Curiosità

Addio alle monetine da 1 e 2 centesimi: la svolta

Le abbiamo odiate, perse, rifilate a chicchessia con un po’ di imbarazzo e il risolino sulle labbra. Ma presto diremo addio a queste fide compagne di viaggio piazzate nei nostri portafogli. Stiamo parlando delle monetine da 1 e 2 centesimi.

Circa un mese fa il Parlamento, con l’approvazione dell’emendamento dell’Onorevole Boccadutri alla fine di luglio dello scorso anno, ha decretato lo stop al loro conio, stabilendo per legge che i prezzi dei prodotti dovranno essere arrotondati al multiplo di 5 centesimi, più vicino alla cifra del prodotto. Per fare un esempio pratico: se un prodotto dovesse costare 4 euro e 32 centesimi, dovrebbe essere arrotondato a 4 euro e 30 centesimi.

Almeno così ha spiegato l’Aduc.
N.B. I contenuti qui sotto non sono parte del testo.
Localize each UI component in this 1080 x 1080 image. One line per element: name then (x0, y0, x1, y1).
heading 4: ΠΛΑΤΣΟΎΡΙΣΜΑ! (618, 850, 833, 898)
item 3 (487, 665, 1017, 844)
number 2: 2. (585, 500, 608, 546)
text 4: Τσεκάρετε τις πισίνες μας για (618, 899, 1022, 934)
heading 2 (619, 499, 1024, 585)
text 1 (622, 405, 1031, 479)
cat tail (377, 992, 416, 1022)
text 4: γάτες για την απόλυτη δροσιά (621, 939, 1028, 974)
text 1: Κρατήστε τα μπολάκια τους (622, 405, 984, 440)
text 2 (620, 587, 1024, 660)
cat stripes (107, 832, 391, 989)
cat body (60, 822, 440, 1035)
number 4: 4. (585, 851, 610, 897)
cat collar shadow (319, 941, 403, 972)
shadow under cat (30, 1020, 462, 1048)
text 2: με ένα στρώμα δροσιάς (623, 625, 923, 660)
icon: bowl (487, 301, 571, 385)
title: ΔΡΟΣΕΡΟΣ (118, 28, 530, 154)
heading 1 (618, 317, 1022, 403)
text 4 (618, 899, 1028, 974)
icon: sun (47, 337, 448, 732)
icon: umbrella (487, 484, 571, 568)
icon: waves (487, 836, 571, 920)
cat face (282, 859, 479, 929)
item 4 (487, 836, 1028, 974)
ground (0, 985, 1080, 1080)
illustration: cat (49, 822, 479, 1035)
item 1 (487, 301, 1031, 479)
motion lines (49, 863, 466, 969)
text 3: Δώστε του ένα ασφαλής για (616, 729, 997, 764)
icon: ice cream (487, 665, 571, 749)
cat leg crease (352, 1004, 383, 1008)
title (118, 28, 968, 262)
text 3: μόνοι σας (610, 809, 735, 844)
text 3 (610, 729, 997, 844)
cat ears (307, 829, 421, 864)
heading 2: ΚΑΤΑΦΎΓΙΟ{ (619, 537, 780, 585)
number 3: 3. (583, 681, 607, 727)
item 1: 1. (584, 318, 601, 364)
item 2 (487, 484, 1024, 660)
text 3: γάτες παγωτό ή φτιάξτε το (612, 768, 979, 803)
I soggetti pubblici dovranno inoltre consentire all’arrotondamento della cifra, senza ulteriori disposizioni. La regola dell’arrotondamento si applicherà sia in casi di pagamento che in caso di incasso ed è prevista solo per i pagamenti in contanti.

Addio monetine

La disposizione di legge è stata varata, ma ancora per lungo tempo troveremo il taglio piccolo dei centesimi in giro.
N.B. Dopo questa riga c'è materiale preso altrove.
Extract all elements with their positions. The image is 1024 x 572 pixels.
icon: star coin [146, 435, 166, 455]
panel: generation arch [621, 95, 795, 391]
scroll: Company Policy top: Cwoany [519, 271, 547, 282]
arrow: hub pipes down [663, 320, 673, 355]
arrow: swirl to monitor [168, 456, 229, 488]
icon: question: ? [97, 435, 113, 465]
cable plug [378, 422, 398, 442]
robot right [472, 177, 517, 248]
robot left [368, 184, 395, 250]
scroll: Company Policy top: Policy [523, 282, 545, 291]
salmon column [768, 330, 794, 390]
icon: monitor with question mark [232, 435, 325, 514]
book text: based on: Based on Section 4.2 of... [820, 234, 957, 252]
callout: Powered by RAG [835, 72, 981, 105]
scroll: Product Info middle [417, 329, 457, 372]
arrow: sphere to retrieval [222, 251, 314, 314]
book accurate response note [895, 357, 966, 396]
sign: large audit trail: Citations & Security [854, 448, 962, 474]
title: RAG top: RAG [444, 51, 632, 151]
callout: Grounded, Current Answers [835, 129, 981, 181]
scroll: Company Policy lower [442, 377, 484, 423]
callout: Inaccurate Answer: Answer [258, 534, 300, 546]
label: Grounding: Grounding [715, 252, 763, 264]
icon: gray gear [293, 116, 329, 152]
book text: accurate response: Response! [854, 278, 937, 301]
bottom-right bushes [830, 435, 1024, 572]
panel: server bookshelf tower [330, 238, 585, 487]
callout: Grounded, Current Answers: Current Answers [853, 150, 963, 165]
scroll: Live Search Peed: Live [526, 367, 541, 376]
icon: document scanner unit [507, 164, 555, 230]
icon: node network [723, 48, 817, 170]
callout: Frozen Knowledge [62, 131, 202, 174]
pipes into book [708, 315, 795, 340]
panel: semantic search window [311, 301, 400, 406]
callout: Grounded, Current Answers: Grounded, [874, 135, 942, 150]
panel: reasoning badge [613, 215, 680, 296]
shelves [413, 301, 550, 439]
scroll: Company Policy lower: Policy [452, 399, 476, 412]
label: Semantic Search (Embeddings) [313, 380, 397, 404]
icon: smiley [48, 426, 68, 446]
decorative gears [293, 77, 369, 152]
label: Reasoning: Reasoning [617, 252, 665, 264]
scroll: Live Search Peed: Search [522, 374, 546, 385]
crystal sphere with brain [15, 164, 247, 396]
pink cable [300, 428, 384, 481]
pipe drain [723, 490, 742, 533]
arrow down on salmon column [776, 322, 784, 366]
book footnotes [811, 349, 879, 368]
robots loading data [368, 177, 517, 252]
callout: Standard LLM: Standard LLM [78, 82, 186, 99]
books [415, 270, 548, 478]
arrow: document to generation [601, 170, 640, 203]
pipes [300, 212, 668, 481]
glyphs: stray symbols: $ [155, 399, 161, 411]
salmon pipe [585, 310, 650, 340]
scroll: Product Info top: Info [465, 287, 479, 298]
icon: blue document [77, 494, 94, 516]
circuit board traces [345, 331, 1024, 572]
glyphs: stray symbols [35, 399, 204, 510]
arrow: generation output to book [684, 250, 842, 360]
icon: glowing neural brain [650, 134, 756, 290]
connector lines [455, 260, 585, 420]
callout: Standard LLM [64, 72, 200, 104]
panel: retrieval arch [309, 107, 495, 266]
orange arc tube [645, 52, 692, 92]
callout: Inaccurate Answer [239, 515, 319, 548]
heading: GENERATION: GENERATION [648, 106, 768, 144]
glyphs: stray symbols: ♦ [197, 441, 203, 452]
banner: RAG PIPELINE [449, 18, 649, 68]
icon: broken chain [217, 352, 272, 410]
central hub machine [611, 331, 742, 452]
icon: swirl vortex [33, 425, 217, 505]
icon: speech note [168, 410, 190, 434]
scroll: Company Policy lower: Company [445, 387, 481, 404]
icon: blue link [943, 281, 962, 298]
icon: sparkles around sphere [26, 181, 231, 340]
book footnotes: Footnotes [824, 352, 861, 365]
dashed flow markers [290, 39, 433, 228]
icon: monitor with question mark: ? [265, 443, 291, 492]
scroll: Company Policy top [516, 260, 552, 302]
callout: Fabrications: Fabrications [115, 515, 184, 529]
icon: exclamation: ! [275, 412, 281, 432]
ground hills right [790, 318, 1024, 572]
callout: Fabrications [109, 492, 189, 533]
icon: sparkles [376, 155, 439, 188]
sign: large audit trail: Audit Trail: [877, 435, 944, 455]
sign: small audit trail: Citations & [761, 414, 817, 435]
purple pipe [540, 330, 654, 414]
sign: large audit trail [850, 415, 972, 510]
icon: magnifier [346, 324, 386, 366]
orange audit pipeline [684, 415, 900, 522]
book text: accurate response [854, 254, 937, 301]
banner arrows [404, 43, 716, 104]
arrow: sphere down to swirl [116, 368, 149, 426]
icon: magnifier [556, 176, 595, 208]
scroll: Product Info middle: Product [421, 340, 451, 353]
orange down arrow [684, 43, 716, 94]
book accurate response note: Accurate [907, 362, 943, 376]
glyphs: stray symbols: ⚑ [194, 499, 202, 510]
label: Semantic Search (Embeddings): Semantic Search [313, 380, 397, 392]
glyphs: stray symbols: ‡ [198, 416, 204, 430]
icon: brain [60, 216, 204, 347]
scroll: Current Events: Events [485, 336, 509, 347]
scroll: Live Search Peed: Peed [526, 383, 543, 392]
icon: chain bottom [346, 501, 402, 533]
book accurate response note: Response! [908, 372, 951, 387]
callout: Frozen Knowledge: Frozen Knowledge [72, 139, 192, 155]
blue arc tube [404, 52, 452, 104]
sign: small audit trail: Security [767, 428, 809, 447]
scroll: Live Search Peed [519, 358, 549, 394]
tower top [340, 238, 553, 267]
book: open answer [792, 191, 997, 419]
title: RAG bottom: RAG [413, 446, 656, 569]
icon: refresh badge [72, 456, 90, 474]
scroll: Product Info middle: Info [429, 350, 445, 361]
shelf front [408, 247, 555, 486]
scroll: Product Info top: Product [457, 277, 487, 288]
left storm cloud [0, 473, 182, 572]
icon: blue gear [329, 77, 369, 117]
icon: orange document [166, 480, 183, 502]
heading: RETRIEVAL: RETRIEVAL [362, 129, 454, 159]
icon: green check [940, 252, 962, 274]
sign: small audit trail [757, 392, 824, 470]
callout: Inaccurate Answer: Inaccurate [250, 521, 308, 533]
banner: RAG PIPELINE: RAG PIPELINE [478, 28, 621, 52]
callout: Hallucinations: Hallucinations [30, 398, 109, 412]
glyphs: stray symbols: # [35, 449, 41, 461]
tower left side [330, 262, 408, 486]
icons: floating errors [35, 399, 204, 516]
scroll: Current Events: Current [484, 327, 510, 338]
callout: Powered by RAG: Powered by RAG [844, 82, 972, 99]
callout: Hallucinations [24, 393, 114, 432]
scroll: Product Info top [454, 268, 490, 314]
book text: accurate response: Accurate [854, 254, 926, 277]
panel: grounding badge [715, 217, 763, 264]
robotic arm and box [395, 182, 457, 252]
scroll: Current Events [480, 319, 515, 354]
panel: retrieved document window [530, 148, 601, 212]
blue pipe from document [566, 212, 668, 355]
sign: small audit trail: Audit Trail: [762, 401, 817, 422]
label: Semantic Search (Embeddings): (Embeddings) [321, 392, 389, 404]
Continueranno ad avere valore legale in Italia. Beninteso: vedremo sparire quelle coniate in Italia, ma non quelle provenienti dall’Estero. Potranno essere ancora usate nei pagamenti, purché insieme raggiungano insieme il valore di 5 centesimi (il minimo dunque).

Ma cosa cambierà per i consumatori? A vigilare durante il periodo di transizione sarà il Garante per la sorveglianza dei prezzi. L’agenzia si occuperà di monitorare l’impatto che la misura avrà sui prezzi per i consumatori. Riferirà i risultati semestralmente al Ministero dello Sviluppo Economico. Il Ministero a sua volta, in caso di anomali, segnalerà le stesse prontamente all’Antitrust (Autorità garante della concorrenza e del mercato). In alternativa il Ministero si riserverà di varare nuove normative di legge sulla questione.

La sospensione del conio delle monetine da 1 e 2 centesimi permetterà il risparmio della cifra di 20 milioni di euro. Una cifra utile che lo Stato potrà a sua volta usare per l’ammortamento dei titoli di Stato.